I recalled wrongly, it was two separate articles I have read over the last two years.

The first BBC Link is from 2008. The Manchester University study showed that many secular jews since 1945 when the population stood at half a million had not so much left the country due to persecution (as some have implied) but simply intermarried or not brought their children up as jewish.

--

Given the increase in the size of the UK's population, the decrease in that of the Jewish minority was even more marked according to Dr Wise.

At the start of World War I there were half a million Jews in Britain, but in a smaller overall population.

--

Dr Wise - who says his research is based on regular monitoring of Jewish births - attributes the decline in the Jewish population to the fact that about half of more secular Jews marry outside the community, and many of them do not bring their children up as Jewish.

--

The second BBC article (May, not early 2011 as I wrongly remembered) speaks of the 20,000 strong Hasidic population in North London. I missed the programme discussed but it describes life among the orthodox community.
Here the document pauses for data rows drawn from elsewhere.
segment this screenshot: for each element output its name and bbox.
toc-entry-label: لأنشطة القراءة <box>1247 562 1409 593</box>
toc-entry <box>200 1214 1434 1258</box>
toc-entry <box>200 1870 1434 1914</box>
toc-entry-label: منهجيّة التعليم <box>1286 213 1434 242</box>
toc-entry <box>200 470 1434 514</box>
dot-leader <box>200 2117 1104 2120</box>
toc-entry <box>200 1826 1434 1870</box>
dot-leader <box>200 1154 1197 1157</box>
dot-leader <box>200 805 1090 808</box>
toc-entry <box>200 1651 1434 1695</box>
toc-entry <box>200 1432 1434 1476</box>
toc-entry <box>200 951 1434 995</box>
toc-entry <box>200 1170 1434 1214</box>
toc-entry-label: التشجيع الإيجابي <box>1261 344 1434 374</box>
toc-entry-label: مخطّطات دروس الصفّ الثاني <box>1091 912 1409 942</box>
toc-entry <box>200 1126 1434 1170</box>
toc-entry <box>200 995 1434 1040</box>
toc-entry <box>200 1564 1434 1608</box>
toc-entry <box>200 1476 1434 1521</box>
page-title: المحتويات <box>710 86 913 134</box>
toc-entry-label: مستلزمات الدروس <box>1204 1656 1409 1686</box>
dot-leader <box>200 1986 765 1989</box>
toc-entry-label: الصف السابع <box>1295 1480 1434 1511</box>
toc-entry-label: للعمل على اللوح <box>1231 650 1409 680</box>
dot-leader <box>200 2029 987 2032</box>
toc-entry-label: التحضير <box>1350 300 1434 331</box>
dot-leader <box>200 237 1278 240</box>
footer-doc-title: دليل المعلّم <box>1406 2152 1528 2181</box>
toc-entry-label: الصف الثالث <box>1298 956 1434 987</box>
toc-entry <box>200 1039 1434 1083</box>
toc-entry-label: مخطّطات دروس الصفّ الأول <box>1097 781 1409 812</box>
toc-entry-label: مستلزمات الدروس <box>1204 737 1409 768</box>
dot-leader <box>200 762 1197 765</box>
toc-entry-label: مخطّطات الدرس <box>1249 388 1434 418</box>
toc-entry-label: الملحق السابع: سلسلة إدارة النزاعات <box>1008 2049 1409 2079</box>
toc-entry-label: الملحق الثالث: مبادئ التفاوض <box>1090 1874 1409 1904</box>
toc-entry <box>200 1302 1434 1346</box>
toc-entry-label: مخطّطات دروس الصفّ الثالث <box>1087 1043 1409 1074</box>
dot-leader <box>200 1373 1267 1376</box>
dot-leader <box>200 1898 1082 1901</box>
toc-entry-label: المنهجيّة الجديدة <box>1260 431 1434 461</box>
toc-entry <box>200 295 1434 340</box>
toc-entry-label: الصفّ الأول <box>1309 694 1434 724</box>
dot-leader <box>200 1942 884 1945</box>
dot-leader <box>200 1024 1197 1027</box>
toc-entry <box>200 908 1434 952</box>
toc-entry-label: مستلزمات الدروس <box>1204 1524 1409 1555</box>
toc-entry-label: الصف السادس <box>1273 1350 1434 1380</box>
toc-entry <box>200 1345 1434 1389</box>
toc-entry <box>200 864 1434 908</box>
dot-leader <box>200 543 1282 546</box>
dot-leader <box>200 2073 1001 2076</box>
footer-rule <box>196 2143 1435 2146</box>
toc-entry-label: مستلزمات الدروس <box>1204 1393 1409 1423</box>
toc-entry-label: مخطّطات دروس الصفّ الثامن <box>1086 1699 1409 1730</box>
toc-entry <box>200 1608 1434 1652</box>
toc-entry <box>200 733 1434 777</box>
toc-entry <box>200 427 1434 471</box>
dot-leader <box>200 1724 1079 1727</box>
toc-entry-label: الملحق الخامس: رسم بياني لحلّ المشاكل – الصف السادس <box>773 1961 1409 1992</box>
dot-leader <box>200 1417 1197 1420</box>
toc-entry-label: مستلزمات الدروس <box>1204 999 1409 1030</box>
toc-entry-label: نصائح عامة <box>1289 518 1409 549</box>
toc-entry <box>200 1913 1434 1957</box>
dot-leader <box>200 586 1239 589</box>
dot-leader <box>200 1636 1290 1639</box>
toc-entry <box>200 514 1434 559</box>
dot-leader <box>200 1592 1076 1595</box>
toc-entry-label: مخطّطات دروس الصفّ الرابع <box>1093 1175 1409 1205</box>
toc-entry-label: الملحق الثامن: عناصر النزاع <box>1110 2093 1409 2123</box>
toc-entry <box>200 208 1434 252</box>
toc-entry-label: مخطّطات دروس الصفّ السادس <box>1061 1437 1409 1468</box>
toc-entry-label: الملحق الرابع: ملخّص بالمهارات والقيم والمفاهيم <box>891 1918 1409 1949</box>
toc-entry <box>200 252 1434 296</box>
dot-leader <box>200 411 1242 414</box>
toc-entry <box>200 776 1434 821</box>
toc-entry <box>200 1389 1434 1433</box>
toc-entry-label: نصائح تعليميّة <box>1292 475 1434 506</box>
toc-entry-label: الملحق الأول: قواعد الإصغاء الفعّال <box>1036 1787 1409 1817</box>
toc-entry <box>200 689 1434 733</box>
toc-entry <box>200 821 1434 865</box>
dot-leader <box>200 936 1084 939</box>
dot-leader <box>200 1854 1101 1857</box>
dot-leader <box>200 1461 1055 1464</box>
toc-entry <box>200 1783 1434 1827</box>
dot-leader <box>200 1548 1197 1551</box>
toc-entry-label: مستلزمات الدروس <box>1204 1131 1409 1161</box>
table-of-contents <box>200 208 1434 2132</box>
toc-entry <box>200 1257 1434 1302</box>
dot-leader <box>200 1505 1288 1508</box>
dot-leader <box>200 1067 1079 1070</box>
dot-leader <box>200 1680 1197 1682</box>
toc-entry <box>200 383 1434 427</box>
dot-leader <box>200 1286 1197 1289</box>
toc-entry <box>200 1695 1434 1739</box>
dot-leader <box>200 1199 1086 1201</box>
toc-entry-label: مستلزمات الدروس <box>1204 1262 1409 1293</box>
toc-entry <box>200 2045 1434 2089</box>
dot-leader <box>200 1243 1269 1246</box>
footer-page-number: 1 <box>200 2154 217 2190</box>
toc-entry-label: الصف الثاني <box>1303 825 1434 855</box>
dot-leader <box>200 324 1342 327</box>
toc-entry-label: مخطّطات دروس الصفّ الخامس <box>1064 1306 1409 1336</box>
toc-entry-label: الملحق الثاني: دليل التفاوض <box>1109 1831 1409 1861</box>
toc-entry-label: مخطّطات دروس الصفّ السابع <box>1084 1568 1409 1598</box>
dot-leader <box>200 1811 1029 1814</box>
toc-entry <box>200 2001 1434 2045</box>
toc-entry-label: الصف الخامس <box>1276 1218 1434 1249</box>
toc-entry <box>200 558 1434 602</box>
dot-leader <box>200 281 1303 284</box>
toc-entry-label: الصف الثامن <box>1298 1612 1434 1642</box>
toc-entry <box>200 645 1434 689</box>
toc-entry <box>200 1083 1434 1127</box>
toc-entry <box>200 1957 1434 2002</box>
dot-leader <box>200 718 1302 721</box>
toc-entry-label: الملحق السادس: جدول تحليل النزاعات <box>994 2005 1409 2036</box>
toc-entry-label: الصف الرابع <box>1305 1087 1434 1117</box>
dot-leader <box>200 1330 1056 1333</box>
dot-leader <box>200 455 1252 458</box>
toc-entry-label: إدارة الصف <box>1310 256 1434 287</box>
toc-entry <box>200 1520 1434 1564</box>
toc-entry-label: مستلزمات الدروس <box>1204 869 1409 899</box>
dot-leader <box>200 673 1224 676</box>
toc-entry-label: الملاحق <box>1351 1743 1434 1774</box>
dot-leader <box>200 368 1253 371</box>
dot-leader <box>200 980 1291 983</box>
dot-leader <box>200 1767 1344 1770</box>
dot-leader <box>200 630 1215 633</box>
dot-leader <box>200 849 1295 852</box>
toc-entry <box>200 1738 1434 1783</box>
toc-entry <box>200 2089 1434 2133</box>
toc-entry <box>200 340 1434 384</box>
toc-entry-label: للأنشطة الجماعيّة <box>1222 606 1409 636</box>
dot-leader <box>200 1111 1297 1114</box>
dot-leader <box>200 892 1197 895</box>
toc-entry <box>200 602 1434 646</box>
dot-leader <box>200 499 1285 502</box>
The first article discusses reasons why the Orthodox community may be growing in London and Manchester and why they may outnumber secular jews by 2050.

A long way (as you rightly point out) from the picture that some try to paint of an anti-semitic UK.
 
I'll check your links but are you talking about orthodox jews or secular jews?
three families were shown, one who were atheists who still took part in celebrations and followed Jewish culture. Another family which was Orthodox and also the family of a Holocaust survivor who came to Britain in the 40s.

It was a fascinating program that had me chuckling and choking up in equal measure.